The second is the corporate cheque signed by an authorised signatory. Liability generally sits with the company as the drawer, but the signatory can still face personal criminal exposure if their conduct falls into one of the bad-faith categories, or if they signed without proper authority. Free-zone entities are not exempt, cheques drawn on UAE bank accounts fall under federal law regardless of where the company is registered. For the general principles behind negotiable instruments the UAE system draws on, the entry on negotiable instruments is a useful primer.

The 2022 reform did not legalise bouncing cheques. It moved the punishment from a jail cell to your bank account, your travel plans, and your credit record.

Practitioner note, UAE commercial litigation

Frequently asked questions

Is a bounced cheque still a crime in the UAE in 2026?

Not by default.

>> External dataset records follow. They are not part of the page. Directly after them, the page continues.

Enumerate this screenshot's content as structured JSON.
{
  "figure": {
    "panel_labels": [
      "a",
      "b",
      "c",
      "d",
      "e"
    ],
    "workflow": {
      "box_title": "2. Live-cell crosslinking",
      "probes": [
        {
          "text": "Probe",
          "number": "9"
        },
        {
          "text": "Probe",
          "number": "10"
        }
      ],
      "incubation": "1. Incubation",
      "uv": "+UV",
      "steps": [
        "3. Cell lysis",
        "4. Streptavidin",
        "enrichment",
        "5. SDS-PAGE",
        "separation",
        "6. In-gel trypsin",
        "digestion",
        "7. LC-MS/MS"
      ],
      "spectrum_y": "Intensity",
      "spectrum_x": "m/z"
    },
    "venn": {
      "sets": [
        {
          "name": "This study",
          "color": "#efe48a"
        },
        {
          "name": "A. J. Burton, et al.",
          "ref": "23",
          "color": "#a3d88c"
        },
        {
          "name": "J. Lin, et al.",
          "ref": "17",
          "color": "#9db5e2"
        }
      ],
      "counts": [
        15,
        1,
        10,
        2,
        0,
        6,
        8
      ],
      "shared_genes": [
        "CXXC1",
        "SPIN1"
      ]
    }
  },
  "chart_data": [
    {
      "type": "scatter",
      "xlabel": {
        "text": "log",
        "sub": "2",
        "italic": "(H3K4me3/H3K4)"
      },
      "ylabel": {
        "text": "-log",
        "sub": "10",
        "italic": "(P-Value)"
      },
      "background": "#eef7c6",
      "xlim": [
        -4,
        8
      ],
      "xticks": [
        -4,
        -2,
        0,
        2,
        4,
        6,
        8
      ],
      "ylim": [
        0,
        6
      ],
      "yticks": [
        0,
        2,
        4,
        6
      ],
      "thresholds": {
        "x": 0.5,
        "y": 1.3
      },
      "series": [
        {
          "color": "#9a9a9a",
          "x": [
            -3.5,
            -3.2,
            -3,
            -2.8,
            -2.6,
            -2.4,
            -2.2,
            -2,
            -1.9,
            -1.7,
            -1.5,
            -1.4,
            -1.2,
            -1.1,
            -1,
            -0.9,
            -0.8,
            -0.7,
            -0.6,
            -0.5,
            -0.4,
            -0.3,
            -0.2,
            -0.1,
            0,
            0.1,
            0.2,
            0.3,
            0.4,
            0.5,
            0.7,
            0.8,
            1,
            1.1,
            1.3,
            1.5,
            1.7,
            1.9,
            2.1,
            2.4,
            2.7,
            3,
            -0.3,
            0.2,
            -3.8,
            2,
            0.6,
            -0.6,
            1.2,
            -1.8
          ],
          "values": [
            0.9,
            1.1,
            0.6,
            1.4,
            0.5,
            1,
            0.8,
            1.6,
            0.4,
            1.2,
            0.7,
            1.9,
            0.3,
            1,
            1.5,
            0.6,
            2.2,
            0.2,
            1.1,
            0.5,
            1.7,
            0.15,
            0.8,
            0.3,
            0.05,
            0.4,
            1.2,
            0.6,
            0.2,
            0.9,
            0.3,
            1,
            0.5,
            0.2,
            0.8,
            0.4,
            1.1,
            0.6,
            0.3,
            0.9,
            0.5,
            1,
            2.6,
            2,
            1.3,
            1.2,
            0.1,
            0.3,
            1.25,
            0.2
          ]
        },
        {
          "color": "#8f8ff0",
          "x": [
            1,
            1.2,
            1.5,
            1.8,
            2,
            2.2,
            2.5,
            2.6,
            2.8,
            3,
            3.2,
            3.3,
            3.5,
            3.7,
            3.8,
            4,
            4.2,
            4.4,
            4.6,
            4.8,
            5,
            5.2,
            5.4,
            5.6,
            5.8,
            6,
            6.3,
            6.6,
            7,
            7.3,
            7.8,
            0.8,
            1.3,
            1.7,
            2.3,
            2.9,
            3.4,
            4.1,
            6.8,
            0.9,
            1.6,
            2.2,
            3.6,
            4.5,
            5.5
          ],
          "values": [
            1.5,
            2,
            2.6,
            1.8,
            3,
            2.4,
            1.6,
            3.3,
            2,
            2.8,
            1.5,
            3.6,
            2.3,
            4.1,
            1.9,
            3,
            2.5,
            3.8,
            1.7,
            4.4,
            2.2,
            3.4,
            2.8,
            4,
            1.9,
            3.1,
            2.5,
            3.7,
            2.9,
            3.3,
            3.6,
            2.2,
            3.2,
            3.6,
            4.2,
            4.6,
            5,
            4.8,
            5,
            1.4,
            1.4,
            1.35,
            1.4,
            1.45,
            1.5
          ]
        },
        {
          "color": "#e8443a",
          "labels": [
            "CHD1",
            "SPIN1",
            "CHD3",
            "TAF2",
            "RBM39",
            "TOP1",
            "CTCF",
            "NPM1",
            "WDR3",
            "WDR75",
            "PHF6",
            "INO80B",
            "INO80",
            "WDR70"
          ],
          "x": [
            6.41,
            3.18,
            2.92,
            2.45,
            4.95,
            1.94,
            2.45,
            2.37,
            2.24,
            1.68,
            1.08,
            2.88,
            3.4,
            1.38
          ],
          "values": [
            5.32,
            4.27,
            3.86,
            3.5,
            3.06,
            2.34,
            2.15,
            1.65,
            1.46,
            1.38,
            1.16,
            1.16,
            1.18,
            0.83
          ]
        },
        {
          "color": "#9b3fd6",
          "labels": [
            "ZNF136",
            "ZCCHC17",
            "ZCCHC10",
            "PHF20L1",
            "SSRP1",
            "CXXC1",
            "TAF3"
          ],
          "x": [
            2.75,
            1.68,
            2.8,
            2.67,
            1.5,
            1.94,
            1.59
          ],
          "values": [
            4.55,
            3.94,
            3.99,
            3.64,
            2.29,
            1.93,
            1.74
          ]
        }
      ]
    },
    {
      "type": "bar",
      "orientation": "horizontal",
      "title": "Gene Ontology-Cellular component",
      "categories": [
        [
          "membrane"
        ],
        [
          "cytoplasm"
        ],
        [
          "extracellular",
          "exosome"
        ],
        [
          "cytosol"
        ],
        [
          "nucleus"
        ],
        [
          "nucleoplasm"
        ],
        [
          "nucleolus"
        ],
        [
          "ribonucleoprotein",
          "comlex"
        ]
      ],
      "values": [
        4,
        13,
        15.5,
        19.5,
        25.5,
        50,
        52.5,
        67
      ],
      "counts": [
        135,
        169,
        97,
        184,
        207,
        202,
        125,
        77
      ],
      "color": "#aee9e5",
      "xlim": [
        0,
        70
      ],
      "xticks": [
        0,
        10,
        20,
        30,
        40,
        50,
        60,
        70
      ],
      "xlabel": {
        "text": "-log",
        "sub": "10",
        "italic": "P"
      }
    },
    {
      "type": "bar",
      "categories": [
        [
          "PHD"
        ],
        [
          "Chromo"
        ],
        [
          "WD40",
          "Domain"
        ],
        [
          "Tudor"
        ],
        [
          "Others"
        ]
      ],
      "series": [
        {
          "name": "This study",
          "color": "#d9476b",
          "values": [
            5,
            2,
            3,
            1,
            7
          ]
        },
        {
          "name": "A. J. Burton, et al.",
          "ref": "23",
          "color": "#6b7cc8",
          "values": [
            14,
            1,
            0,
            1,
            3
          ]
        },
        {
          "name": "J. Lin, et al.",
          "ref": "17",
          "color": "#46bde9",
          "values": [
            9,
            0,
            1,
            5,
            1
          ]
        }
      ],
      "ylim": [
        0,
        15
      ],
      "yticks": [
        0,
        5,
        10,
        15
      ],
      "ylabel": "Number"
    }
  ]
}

Since January 2022, a cheque returned for insufficient funds is treated as a civil matter, and the holder can enforce it directly through the execution court using the bank’s return certificate.

Criminal liability is reserved for specific bad-faith acts such as ordering a stop payment without cause, closing the account before presentation, signing with a mismatched signature, or forging the cheque.

Can the holder still get a travel ban against the drawer?

Yes. Travel bans remain one of the strongest enforcement tools in cheque cases. Once the execution file is opened, the court can impose a travel ban against the drawer until the amount is paid, a bank guarantee is deposited, or a settlement is approved.

How long do I have to present a cheque in the UAE?

A cheque drawn and payable in the UAE must be presented for payment within six months from the date shown on its face. Presenting it after that period may cost you the right to enforce it as an executive instrument, although the underlying debt can still be pursued through a normal civil claim.

What if the account had partial funds?

The drawee bank is required to pay whatever balance is available in the account at the time of presentation and to issue a certificate for the unpaid difference. The holder receives that partial amount immediately and enforces only the remaining shortfall.

Are guarantee or security cheques treated the same way?

They are subject to the same law, but courts increasingly examine the underlying contract. If the amount written on a security cheque exceeds the actual debt, only the true balance can be enforced, and misuse by the holder can expose them to counterclaims.

Does the drawer of a corporate cheque have personal liability?

The company, as the drawer of the cheque, carries the civil debt. However, the individual signatory can face personal criminal exposure if their conduct falls into one of the bad-faith categories preserved in the law, or if they signed the cheque without proper authorisation from the company.

Should I file a police complaint or go straight to execution?

For a standard insufficient-funds case, direct execution through the court is usually faster and more effective. A police complaint is worthwhile only when the facts clearly fit a preserved criminal category, such as a stop-payment order without cause or a closed account.

Filing both tracks in parallel is possible where the facts support it, and a lawyer can advise on the right sequence.